Sobram vagas em diversos setores da economia e os profissionais são cada vez mais disputados. Saiba quem são os empresários que estão contratando e como você pode abraçar as oportunidades

Por Hugo Cilo

Vinte anos atrás, o economista americano Jeremy Rifkin, em seu livro O fim dos empregos, previu que em duas décadas – exatamente nos dias de hoje – o mercado de trabalho seria um retrato perfeito do caos e que grandes empregadores seriam apenas gestores de tecnologia, não mais de pessoas. A julgar pelo Brasil, ele se equivocou nas duas previsões.

A taxa de desemprego segue em queda há quase uma década. Em 2002, atingia 12,6% da população economicamente ativa, bem superior aos atuais 7,2%. No ano passado, em plena retração econômica global, foram criados mais de um milhão de empregos formais, marca que deverá ser batida nos primeiros quatro meses de 2010.

"É a melhor fase do emprego de todos os tempos", vibrou o ministro do Trabalho, Carlos Lupi. De fato é. Segundo o Instituto de Pesquisa Econômica Aplicada (Ipea), dois milhões de vagas serão criadas até dezembro. A performance do emprego, turbinada pela reação da atividade econômica, surpreende até os mais otimistas.

No primeiro trimestre, as contratações bateram recorde histórico, com a criação de 657 mil postos de trabalho, quase 6% acima do que se previa, segundo dados do Ministério do Trabalho. Em algumas atividades, há muito mais oportunidades do que candidatos – é o caso da engenharia, da contabilidade, da construção civil e dos setores petroquímico e de metalurgia, entre inúmeros outros.
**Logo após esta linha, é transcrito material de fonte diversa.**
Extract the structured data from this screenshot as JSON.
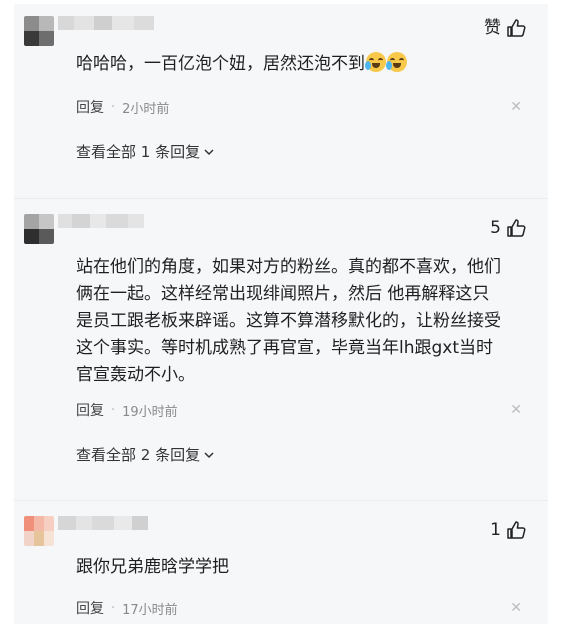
{
  "comments": [
    {
      "like_label": "赞",
      "text_main": "哈哈哈，一百亿泡个妞，居然还泡不到",
      "emoji_names": [
        "crying-laughing-icon",
        "crying-laughing-icon"
      ],
      "reply_label": "回复",
      "time": "2小时前",
      "expand_label": "查看全部 1 条回复"
    },
    {
      "like_count": "5",
      "text_lines": [
        "站在他们的角度，如果对方的粉丝。真的都不喜欢，他们",
        "俩在一起。这样经常出现绯闻照片，然后 他再解释这只",
        "是员工跟老板来辟谣。这算不算潜移默化的，让粉丝接受",
        "这个事实。等时机成熟了再官宣，毕竟当年lh跟gxt当时",
        "官宣轰动不小。"
      ],
      "reply_label": "回复",
      "time": "19小时前",
      "expand_label": "查看全部 2 条回复"
    },
    {
      "like_count": "1",
      "text_main": "跟你兄弟鹿晗学学把",
      "reply_label": "回复",
      "time": "17小时前"
    }
  ],
  "icons": {
    "like": "thumbs-up-icon",
    "close": "close-icon",
    "chevron": "chevron-down-icon"
  },
  "colors": {
    "panel_bg": "#f6f7f9",
    "meta_gray": "#8a8a8a"
  }
}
São oportunidades que contemplam desde o operário até o mais alto executivo. E nesse cenário de pujança econômica, em que o pleno emprego parece mais real que o fim da mão de obra humana, aqueles empresários que, para o economista Rifkin, administrariam apenas robôs hoje são personagens reais que fazem do ato de contratar e reter talentos gestos determinantes para o sucesso de suas empresas.

Não existe no País setor que espelhe melhor essa nova realidade do que o de petróleo e gás. A exploração das reservas do pré-sal e a expansão dos investimentos da Petrobras em várias regiões brasileiras abrirão 50 mil vagas em 2010. Desse total, a demanda será por mão de obra de nível básico (64%), nível médio (30%) e superior (6%).
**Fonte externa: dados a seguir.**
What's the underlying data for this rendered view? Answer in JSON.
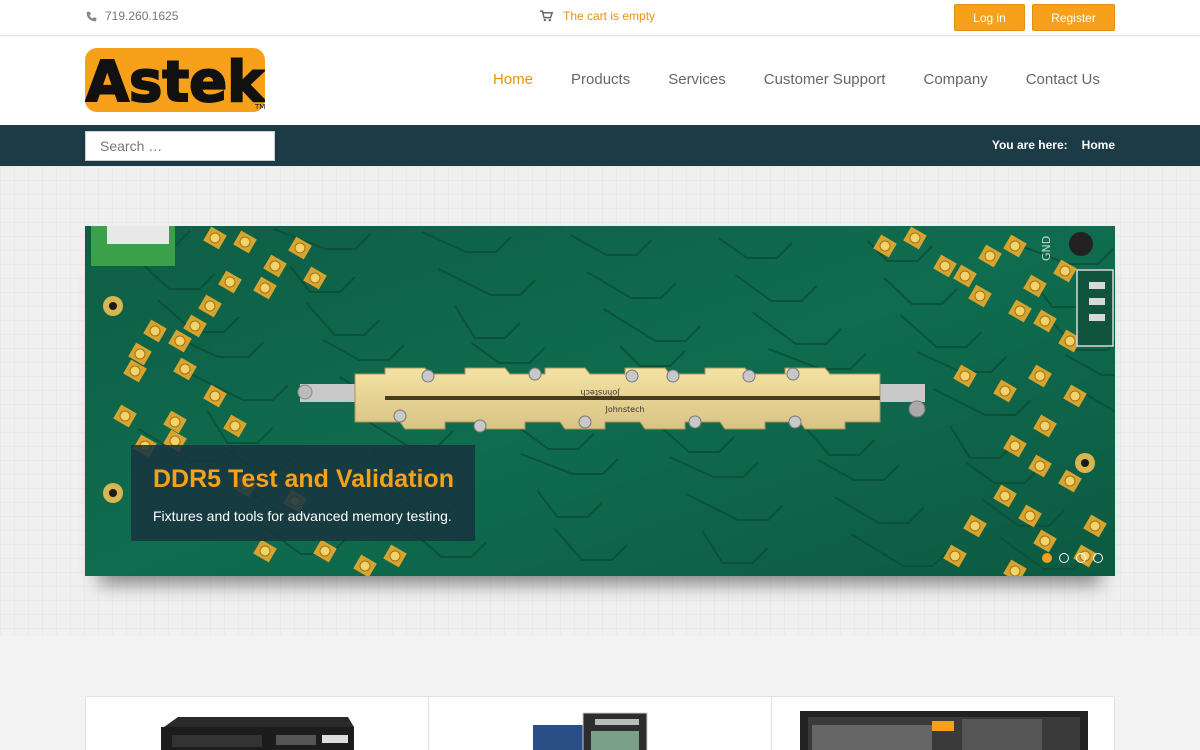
{
  "topbar": {
    "phone": "719.260.1625",
    "phone_icon": "phone-icon",
    "cart_text": "The cart is empty",
    "cart_icon": "cart-icon",
    "login_label": "Log in",
    "register_label": "Register"
  },
  "header": {
    "logo_text": "Astek",
    "logo_mark": "TM",
    "nav": [
      {
        "label": "Home",
        "active": true
      },
      {
        "label": "Products",
        "active": false
      },
      {
        "label": "Services",
        "active": false
      },
      {
        "label": "Customer Support",
        "active": false
      },
      {
        "label": "Company",
        "active": false
      },
      {
        "label": "Contact Us",
        "active": false
      }
    ]
  },
  "strip": {
    "search_placeholder": "Search …",
    "breadcrumb_label": "You are here:",
    "breadcrumb_current": "Home"
  },
  "slider": {
    "title": "DDR5 Test and Validation",
    "subtitle": "Fixtures and tools for advanced memory testing.",
    "slide_count": 4,
    "active_slide": 1,
    "board_labels": {
      "connector_top": "Johnstech",
      "connector_bottom": "Johnstech",
      "gnd": "GND"
    }
  },
  "colors": {
    "accent": "#f7a11a",
    "accent_text": "#e8920e",
    "strip_bg": "#1d3a47",
    "pcb_green": "#0f6a4e"
  }
}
Grande parte das oportunidades surgirá dentro de empresas parceiras da estatal ou contratadas para realizar grandes obras de infraestrutura. Mas não é só isso. A própria companhia tem planos ambiciosos. “Nossa meta é abrir dez mil novos postos de trabalho até 2013”, disse à DINHEIRO José Sergio Gabrielli, presidente da Petrobras.
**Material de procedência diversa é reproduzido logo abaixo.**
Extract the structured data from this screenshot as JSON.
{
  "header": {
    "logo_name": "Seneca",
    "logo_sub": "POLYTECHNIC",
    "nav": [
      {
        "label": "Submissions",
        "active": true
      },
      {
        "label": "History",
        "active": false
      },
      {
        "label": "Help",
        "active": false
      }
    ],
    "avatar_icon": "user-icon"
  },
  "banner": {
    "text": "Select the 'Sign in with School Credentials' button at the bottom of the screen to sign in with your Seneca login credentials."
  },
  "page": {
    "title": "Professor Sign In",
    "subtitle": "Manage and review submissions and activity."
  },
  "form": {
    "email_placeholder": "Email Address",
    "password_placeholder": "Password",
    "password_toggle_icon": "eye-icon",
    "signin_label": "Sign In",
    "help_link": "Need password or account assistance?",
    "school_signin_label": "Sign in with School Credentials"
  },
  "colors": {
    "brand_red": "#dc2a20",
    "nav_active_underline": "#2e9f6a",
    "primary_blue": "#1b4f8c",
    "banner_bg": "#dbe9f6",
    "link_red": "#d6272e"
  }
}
Além de suprir a demanda com a expansão das atividades do setor, o executivo acredita que a empresa precisa preencher rapidamente o abismo salarial que existe entre os funcionários com menos de oito anos de companhia – e, portanto, com menos experiência – e os que têm mais de 18 anos de casa, que estão próximos da aposentadoria.

Encontrar mão de obra qualificada, porém, não tem sido tarefa fácil para a empresa e suas parceiras. A saída da estatal será reforçar a área de treinamento e qualificação de funcionários – só neste ano cerca de 60 mil trabalhadores passarão pelos bancos da universidade Petrobras, destinada exclusivamente à formação de profissionais da estatal e de seus fornecedores.

"Em tempos de competição acirrada, não basta apenas formar", disse Gabrielli. "Tão importante quanto qualificar nossos trabalhadores é desenvolver políticas de retenção com boa remuneração e perspectiva de carreira. Se você não for muito preciso neste ponto, acaba perdendo o trabalhador no qual investiu tempo e dinheiro." Não é o caso da estatal. Hoje, o turn over (expressão utilizada para definir o índice de rotatividade dos empregados) está abaixo de 1%.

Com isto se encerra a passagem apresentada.